Zara’s internal resources and capabilities can enable it to exploit future business opportunities that will be caused by the increase in household incomes and changes in global economy. The company should re-align its resources to enable it to exploit these opportunities. Additionally, it can use its already established brand to have a foothold in its current markets.
Number of Stores
Zara has many stores located in prime businesses areas all over the world. As of 2013, the company had 2085 shops across the globe (Doiron 13). This massive number of stores gives it an excellent platform that it can use to market its products to its customers. In future, however, Zara should start focusing on emerging markets due to their enormous potential, which is primarily driven by their fast economic growth rate.
Zara has ample wealth, which can enable it to re-model its business in a manner that will allow it to exploit most of the current global resources. In 2015, for example, the total company equity was worth more than $11 billion. Additionally, the company has been making huge profits in the last few years. From 2012 until 2015, Zara consistently earned a net income of more than $2 billion (Doiron 13). Further, part of its assets includes its sophisticated production line in Spain, which can enable it to be more competitive in the clothes industry.
Zara’s employees are knowledgeable and highly experienced in their activities. In particular, the company operates through groups of highly competent individuals known as “commercials.” Commercials are categorized into three levels that closely work with one another to ensure timely creation and distribution of new products to the target markets (Doiron 5). Therefore, Zara can use its human resource to penetrate new markets and create high-quality products for its clients.
Mutually Exclusive Alternatives
Currently, Zara has come under stiff competition from companies that have copied its systems. For the enterprise to remain competitive in the future, it will have to change its current business model. Zara has penetrated into most markets by its tactic of selling fashionable but average quality products at low prices when compared to its competitors. Unfortunately, this model is no longer effective since customers are now demanding high-quality clothes. Additionally, the average increase in global wealth has made most people more willing to purchase expensive products. Due to these market changes, Zara should start selling fashionable apparels that are expensive and high-quality. This method will make the company retain most of its customers by satisfying their needs. Importantly, it will increase the company’s revenues.

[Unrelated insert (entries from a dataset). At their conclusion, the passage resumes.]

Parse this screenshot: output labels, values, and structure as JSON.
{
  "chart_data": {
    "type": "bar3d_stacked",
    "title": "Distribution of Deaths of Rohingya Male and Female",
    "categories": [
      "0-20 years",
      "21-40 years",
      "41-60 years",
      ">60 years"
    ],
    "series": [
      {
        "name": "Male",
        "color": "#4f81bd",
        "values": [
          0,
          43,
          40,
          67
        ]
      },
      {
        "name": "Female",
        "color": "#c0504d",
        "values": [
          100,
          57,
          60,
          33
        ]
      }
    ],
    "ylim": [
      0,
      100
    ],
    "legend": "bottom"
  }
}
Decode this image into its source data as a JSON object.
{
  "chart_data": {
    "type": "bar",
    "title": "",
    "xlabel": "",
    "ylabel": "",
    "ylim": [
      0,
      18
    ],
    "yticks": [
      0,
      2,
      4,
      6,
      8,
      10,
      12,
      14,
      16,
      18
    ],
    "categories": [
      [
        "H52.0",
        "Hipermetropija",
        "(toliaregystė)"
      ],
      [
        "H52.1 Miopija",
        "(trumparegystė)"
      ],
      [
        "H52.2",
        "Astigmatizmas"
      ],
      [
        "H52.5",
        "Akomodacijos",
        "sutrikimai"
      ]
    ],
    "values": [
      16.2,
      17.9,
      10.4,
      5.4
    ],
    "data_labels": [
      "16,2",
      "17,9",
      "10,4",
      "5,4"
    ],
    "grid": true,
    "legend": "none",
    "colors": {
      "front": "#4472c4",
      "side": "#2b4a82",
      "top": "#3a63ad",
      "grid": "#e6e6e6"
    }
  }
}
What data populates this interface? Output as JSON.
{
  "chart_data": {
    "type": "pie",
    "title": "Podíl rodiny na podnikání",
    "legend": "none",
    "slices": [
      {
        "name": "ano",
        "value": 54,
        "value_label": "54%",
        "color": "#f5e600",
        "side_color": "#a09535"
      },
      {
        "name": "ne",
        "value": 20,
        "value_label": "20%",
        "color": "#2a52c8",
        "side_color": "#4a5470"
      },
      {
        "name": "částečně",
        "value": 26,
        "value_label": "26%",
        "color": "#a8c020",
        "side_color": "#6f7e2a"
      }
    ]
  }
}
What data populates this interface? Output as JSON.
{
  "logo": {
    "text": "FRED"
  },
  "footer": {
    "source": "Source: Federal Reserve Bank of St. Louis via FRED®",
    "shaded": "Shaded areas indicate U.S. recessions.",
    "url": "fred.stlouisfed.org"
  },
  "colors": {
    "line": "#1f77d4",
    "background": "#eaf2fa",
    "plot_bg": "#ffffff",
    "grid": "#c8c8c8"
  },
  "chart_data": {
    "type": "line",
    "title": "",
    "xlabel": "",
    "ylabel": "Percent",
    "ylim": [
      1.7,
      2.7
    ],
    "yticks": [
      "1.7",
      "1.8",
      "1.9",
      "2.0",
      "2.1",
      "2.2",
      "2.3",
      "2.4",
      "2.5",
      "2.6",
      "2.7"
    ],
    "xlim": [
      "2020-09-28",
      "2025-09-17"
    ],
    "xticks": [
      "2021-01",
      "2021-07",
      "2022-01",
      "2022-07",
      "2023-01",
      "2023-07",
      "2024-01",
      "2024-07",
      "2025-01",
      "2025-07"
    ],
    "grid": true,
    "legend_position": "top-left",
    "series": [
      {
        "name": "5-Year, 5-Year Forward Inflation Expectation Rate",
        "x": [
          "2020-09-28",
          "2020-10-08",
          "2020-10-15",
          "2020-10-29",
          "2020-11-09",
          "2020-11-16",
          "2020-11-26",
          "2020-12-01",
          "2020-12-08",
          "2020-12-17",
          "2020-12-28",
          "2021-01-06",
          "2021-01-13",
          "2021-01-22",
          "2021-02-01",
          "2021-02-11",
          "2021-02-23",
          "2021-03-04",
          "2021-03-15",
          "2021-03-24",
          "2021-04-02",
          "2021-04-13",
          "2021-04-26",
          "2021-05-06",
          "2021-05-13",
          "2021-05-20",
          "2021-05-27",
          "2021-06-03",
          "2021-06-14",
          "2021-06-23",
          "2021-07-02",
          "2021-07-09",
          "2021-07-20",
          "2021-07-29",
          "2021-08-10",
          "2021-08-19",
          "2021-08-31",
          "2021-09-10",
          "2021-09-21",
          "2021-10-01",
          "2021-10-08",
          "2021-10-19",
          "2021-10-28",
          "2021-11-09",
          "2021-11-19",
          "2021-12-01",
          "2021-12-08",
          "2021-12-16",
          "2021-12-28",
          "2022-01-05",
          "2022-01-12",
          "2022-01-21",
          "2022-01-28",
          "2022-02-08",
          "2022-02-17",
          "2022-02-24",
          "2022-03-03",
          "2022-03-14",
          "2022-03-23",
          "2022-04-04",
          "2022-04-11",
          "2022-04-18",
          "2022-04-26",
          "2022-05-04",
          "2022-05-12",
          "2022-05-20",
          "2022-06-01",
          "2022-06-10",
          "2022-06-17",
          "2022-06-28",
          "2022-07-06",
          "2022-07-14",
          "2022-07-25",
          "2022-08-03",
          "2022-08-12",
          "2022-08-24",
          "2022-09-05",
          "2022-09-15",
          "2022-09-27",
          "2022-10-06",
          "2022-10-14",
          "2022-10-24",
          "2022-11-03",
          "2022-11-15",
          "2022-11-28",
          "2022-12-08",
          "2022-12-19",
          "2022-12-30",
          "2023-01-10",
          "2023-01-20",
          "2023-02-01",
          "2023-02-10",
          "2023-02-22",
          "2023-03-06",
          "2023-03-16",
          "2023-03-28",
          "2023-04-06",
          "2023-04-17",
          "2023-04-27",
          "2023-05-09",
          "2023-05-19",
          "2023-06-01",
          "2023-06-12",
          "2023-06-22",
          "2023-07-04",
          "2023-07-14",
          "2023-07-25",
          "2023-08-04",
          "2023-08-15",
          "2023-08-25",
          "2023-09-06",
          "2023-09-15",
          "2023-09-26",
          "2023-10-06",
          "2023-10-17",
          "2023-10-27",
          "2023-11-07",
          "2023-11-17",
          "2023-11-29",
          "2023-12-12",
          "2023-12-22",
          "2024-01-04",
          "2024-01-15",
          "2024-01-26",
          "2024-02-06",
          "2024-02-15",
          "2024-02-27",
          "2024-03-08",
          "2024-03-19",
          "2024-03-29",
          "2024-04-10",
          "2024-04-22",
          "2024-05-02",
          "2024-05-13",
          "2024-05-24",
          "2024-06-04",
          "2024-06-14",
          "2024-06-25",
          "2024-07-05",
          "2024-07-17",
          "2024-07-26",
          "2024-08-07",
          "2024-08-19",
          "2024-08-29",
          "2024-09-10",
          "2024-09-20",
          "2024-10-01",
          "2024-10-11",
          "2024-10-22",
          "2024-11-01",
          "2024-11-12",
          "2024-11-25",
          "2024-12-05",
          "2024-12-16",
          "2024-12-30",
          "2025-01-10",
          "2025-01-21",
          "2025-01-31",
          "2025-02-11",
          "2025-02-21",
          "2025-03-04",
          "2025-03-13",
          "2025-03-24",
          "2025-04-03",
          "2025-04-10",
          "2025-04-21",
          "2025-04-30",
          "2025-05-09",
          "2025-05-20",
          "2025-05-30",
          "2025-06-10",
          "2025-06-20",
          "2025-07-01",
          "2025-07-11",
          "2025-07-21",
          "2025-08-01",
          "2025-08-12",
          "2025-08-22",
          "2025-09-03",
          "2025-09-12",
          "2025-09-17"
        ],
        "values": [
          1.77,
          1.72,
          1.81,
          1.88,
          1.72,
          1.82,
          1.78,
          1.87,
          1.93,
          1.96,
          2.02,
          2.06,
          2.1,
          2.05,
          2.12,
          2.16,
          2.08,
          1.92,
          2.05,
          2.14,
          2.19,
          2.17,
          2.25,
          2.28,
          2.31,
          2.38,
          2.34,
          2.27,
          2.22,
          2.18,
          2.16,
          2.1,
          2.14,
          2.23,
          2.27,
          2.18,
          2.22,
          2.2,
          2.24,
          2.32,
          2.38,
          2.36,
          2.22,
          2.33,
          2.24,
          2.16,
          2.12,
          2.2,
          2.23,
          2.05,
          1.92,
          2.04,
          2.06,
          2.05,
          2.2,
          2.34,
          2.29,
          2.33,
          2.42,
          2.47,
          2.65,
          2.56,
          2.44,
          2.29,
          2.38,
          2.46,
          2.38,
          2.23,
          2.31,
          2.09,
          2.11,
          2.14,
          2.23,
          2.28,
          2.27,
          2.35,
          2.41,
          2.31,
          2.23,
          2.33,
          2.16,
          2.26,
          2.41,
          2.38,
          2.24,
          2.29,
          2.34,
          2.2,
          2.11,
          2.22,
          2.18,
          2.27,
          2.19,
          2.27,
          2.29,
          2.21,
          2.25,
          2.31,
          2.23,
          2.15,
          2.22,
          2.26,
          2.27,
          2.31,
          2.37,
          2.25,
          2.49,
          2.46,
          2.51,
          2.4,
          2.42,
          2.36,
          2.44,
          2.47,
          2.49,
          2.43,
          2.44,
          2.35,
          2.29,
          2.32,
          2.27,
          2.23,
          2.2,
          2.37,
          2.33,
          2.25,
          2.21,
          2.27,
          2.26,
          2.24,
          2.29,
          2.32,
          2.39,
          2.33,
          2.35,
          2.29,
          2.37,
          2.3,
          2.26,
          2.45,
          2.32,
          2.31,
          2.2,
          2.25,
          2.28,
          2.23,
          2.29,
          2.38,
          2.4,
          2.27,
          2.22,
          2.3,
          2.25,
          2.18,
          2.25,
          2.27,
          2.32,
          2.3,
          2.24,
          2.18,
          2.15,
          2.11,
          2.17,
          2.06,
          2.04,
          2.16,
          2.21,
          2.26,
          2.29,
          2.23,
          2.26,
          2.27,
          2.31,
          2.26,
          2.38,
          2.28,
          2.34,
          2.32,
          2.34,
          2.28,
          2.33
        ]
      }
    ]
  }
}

Alternatively, Zara can increase the volume of products that it re-stocks in its stores. The increase in the quantities of inventories will enable the company to reduce its logistics and handling costs. The only shortcoming with this method is that it will lead to long intervals before the firm introduces new fashionable products.
For Zara to remain competitive in the future, it should start making expensive and high-quality products for its customers. This tactic will enable the company to increase its current incomes due to the high prices of each unit. In the future, the continued increase in the income levels of the overall world population will make most people will demand luxurious and high-quality items. Therefore, Zara’s strategy will enable it to remain competitive.
Doiron, Daniel. “What Business is Zara In?” Richard Ivey School of Business Foundation, W15431, 2015, pp. 1-16.